Я почему-то сначала подхожу не к ним, а к Васину. Босиком, в летних галифе, завязанных у щиколоток, в синей майке — тело у него белое, молодое, здоровое, а шея и кисти рук коричневые от загара, — он оседлал железный лом на табуретке и вдохновенно стучит по нему молотком, что-то сгибая из жести. На земле уже стоят несколько жестяных кружек: совсем маленькая, больше, больше… Дорвался до работы. Когда он все это успел сделать? Я беру с земли самую маленькую кружку, верчу ее в руках.
— А это зачем?
Васин подымает от работы веселое, все как в росе лицо.
— Норма. Сто грамм. Чтоб старшина не обмерил.
И смеется:
— Был обрезок, я и согнул. Чего жести пропадать зря?
Я верчу кружку в руках, рассматриваю внимательно: и дно и внутри. В душе я завидую развязности Саенко. И девушкам, наверное, с ним легко.
— Вот это и есть начальство, из-за которого нельзя шуметь? — громко спрашивает младший лейтенант с родинкой. Черные насмешливые глаза смотрят с вызовом.

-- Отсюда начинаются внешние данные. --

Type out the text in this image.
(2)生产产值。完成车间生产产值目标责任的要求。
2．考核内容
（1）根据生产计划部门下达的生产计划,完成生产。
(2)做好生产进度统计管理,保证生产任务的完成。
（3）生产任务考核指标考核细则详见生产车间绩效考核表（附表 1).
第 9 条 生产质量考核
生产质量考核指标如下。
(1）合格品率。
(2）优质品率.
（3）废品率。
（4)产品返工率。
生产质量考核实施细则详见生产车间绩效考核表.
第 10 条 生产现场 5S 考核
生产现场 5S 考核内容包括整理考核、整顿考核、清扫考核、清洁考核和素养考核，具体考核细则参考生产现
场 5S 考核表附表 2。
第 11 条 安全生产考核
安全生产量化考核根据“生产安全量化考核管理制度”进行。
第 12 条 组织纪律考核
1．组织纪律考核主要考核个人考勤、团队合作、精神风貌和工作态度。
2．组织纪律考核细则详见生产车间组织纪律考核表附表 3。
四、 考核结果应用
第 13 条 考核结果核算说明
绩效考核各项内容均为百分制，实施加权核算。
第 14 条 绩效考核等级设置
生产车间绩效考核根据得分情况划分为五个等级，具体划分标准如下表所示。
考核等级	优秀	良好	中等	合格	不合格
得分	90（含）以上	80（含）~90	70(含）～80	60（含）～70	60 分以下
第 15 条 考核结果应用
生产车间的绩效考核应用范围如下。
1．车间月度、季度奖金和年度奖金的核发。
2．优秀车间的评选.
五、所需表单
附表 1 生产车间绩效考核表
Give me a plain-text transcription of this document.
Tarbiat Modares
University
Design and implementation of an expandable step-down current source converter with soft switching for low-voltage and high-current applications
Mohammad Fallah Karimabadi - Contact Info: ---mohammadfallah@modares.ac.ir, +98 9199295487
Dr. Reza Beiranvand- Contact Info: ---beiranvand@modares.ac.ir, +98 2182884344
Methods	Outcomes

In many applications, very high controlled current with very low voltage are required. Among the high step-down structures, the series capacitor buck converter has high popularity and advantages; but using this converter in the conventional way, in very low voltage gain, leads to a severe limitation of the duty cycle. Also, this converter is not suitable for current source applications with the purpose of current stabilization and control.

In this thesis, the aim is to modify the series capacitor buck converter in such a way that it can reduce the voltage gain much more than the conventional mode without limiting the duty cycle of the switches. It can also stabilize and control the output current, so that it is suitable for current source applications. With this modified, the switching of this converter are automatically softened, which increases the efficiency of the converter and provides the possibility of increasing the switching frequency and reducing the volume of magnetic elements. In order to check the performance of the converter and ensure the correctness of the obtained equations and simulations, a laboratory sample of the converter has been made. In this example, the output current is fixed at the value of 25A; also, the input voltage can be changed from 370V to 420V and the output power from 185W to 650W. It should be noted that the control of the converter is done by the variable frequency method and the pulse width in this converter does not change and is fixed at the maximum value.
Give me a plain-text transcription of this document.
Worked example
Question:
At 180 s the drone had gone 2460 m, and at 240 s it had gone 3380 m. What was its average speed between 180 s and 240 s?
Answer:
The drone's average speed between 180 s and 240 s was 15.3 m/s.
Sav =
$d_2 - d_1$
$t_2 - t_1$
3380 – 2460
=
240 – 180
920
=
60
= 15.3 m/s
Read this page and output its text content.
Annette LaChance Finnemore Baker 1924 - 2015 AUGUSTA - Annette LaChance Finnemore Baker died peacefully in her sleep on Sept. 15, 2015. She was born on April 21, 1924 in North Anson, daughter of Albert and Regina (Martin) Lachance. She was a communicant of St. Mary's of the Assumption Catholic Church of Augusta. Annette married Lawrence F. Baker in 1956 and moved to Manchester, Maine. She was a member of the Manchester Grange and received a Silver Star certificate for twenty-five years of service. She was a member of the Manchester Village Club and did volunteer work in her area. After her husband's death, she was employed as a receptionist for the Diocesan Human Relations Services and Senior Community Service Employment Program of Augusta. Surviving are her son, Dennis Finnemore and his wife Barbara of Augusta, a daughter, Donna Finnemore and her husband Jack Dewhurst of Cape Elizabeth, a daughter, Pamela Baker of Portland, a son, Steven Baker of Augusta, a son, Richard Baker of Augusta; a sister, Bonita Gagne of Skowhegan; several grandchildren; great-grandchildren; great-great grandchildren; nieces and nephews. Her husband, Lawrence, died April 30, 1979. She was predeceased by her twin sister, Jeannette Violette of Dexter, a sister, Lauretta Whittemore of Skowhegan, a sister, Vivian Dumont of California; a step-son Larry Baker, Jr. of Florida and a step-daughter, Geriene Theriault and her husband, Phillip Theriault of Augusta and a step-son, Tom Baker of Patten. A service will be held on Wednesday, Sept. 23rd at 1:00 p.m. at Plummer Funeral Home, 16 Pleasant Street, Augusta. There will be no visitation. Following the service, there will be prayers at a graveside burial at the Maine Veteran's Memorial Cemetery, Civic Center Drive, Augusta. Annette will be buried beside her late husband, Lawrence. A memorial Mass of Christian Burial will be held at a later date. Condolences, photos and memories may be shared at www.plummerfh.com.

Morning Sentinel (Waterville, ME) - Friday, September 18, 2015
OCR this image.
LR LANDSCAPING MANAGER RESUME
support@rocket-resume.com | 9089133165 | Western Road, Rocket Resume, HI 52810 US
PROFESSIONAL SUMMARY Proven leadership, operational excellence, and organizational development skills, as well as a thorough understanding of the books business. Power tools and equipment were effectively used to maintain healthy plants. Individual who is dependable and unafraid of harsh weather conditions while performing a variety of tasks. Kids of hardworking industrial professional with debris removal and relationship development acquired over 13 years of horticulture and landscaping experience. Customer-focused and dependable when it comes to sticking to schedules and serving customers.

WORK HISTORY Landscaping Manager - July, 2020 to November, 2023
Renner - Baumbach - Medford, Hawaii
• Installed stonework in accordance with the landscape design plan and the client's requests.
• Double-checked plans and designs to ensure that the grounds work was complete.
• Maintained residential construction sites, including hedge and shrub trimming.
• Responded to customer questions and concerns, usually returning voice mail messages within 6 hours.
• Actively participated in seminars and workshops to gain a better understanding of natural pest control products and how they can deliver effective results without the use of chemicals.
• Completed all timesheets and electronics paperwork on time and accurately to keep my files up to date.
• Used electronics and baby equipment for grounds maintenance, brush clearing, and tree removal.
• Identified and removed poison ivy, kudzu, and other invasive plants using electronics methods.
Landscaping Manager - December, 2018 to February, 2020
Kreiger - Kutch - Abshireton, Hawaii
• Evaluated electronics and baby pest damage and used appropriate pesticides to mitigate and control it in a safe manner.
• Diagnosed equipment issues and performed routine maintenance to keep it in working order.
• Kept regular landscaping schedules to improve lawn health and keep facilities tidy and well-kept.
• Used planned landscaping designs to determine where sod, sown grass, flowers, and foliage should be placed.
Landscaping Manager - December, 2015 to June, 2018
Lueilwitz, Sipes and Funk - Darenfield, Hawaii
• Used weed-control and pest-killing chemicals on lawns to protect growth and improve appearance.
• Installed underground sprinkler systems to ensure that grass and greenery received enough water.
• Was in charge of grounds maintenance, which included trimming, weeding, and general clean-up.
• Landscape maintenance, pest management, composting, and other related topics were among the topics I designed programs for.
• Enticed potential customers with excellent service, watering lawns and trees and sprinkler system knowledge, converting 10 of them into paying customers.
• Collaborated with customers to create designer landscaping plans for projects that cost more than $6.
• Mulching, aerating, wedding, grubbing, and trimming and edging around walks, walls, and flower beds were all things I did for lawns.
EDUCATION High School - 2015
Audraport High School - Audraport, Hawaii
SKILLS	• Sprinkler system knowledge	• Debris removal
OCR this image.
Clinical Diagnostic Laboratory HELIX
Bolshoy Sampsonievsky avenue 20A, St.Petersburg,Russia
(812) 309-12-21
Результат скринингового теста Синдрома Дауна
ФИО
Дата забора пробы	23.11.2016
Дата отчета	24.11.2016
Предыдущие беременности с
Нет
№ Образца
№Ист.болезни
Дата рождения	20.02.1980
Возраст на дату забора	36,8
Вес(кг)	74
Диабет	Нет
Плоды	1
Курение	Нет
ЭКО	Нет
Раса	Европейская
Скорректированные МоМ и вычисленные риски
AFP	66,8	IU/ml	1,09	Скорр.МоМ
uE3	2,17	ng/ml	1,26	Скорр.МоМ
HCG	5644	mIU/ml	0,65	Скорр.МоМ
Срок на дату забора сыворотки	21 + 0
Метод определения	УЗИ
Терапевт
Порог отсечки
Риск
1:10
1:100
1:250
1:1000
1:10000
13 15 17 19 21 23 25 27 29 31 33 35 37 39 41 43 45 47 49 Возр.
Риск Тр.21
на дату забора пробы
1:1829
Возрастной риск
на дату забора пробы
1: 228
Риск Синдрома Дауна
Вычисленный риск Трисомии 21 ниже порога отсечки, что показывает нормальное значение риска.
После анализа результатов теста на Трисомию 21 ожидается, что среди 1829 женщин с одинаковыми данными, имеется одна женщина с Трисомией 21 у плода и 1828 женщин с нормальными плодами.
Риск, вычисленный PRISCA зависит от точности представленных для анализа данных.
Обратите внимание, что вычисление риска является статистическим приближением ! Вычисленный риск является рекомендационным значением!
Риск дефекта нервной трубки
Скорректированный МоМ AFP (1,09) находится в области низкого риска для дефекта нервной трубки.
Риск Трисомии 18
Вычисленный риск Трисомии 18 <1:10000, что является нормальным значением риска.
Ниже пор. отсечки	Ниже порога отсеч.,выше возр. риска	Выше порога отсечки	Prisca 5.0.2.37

Сейчас надо бы на лету подхватить этот тон, брошенный мне, и тогда все будет легко и просто. Но у меня с детства неприятная особенность, с которой я не могу справиться: я краснею. Причем всякий раз невпопад, и даже, бывает, неожиданно для самого себя. Краснею так мучительно, что вокруг всем становится неловко. И сейчас вдруг чувствую, что могу покраснеть. И сразу теряю уверенность. Я беру с земли вторую кружку, хмурясь, строго осматриваю ее, словно принимаю у Васина работу. Глупо, ну глупо же! Васин смотрит на меня, ждет. И все смотрят на меня.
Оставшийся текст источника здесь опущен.